Hopefully [BAJ] is my last mistake for a while. Lord have mercy, I would just rather be single.

11.05.2008

Oh, prop 8.

Where does one begin to emphasize the fallacies of proposition 8.


Oh the fucking ignorance that is ruminating off of our country right now. I am so infuriated that I dont even know where to begin with this. Prop 8, as all of you should know, is the proposition that the state of California put into the ballot along with the presidential candidates to decide if the already legalized marriage between lesbians and gays earlier this year [May 15, 2008, prop 22] should be banned. 

52.5% voted [YES]
47.5% voted [NO]

Thank you to all those that voted no. 
Victims of the poorly influenced because of faith, need to set aside the cult-like margins that they've set themselves up in and see life as a reality. We [fellow lesbians, myself and our fabulous gay friends] will keep fighting until we have just the same treatment as any other hetero-couple in America, and as soon as the super-structured-conforming-sissies LEARN this, we will be at peace and there will no longer be any need or worry about whether we will "strike again" with some outrageous riot for gay marriage and equality rights. 
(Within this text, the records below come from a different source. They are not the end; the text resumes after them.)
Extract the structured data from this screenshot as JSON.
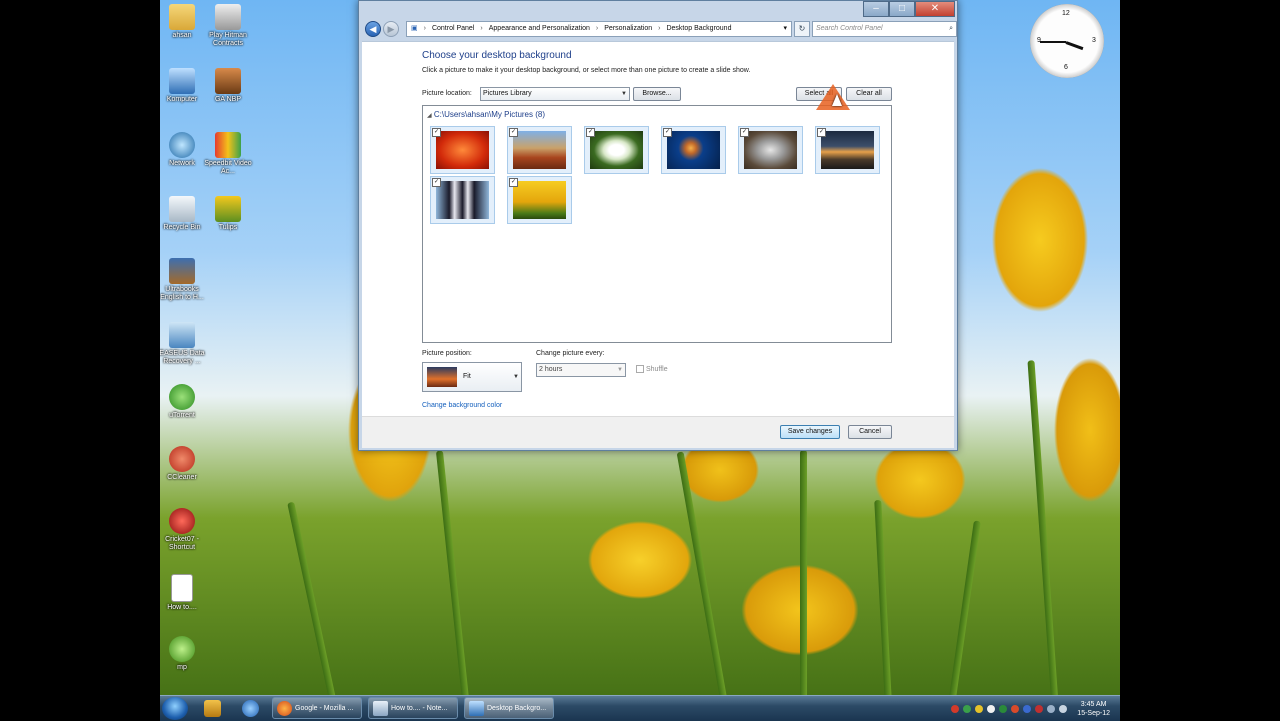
{
  "desktop": {
    "icons": [
      {
        "label": "ahsan"
      },
      {
        "label": "Play Hitman Contracts"
      },
      {
        "label": "Komputer"
      },
      {
        "label": "GA NBP"
      },
      {
        "label": "Network"
      },
      {
        "label": "Speedbit Video Ac..."
      },
      {
        "label": "Recycle Bin"
      },
      {
        "label": "Tulips"
      },
      {
        "label": "Ultrabooks English to H..."
      },
      {
        "label": "EASEUS Data Recovery ..."
      },
      {
        "label": "uTorrent"
      },
      {
        "label": "CCleaner"
      },
      {
        "label": "Cricket07 - Shortcut"
      },
      {
        "label": "How to...."
      },
      {
        "label": "mp"
      }
    ]
  },
  "window": {
    "title_buttons": {
      "minimize": "–",
      "maximize": "□",
      "close": "✕"
    },
    "breadcrumb": [
      "Control Panel",
      "Appearance and Personalization",
      "Personalization",
      "Desktop Background"
    ],
    "search_placeholder": "Search Control Panel",
    "heading": "Choose your desktop background",
    "subheading": "Click a picture to make it your desktop background, or select more than one picture to create a slide show.",
    "picture_location_label": "Picture location:",
    "picture_location_value": "Pictures Library",
    "browse_label": "Browse...",
    "select_all_label": "Select all",
    "clear_all_label": "Clear all",
    "folder_label": "C:\\Users\\ahsan\\My Pictures (8)",
    "pictures": [
      {
        "name": "chrysanthemum",
        "checked": true
      },
      {
        "name": "desert",
        "checked": true
      },
      {
        "name": "hydrangeas",
        "checked": true
      },
      {
        "name": "jellyfish",
        "checked": true
      },
      {
        "name": "koala",
        "checked": true
      },
      {
        "name": "lighthouse",
        "checked": true
      },
      {
        "name": "penguins",
        "checked": true
      },
      {
        "name": "tulips",
        "checked": true
      }
    ],
    "picture_position_label": "Picture position:",
    "picture_position_value": "Fit",
    "change_every_label": "Change picture every:",
    "change_every_value": "2 hours",
    "shuffle_label": "Shuffle",
    "change_bg_color_link": "Change background color",
    "save_label": "Save changes",
    "cancel_label": "Cancel"
  },
  "clock": {
    "numbers": [
      "12",
      "3",
      "6",
      "9"
    ]
  },
  "taskbar": {
    "tasks": [
      {
        "label": "Google - Mozilla ..."
      },
      {
        "label": "How to.... - Note..."
      },
      {
        "label": "Desktop Backgro..."
      }
    ],
    "time": "3:45 AM",
    "date": "15-Sep-12"
  }
}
AND ASIDE FROM THAT, HOW IS IT LEGAL TO REPEAL SOMETHING ALREADY SET IN STONE ONLY 5 MONTHS AFTER ITS LEGALIZATION? I dont see them doing that to any other proposition that was voted in. I think if our world was free of religion we would all be happy and peaceful with one another, but at the same time we wouldnt have the inspirations for art and drama as we've had in our history. Religious institutions are probably, if not already proven to be, the most pressuring elements that any person has on their life. 

And to top it all off, our super so-called Republican of the senior class 2009 thinks he's going to be clever and give us his poorly planned out thoughts on prop 8 by saying that "prop 8 better be passed because all those fucking homos are stupid for thinking they should get the same treatment as us superior straight, more refined people." There was verbal abuse, throwing of shoes and bitter contempt from myself, and 4 other close friends backing me up [not to mention, these other people are Republican followers and not nearly as upset about Obama's election into office and still believe in equality]. This boy knows who he is, and he knows he's stupid. He always says things that have a sign laying over his mouth saying 'insert foot here.' He needs a reality check.

STOP IGNORANCE.
BAN CONFORMITY.
"yes, we can." -Barack Obama

11.04.2008

Election 2008.

So Barack Obama won. Hooray :]]


And boo to all the sour Republicans out there that can only think pessimistically because they're so-called leader with such different proposals didnt win. 
Either way guys, we have a leader, that will either change or rupture our country, just like former Pres. George W. Bush did, and every Republican still stood by him while he sent troops to Iraq...where we havent really accomplished anything yet. 

I cant wait until Obama pulls us out of this recession with a quick hand and steadies every off-balance issue standing idle right now because of our economic downfall. I just cant wait until all the snobby Republicans that have no open minds finally realize that either leader we would have had would have done just as well. No single man or woman can change the world any better than another can, its all a series of steps and how the person takes and plans them. Sometimes it works out for the best, sometimes it fails and we pick up the pieces and reorganize and finalize the goal.

But anyways, congratulations to the Democratic party; Sorry to the Republican party. And dont give up America, bound together we could all fix this. So stop the automatic segregation!!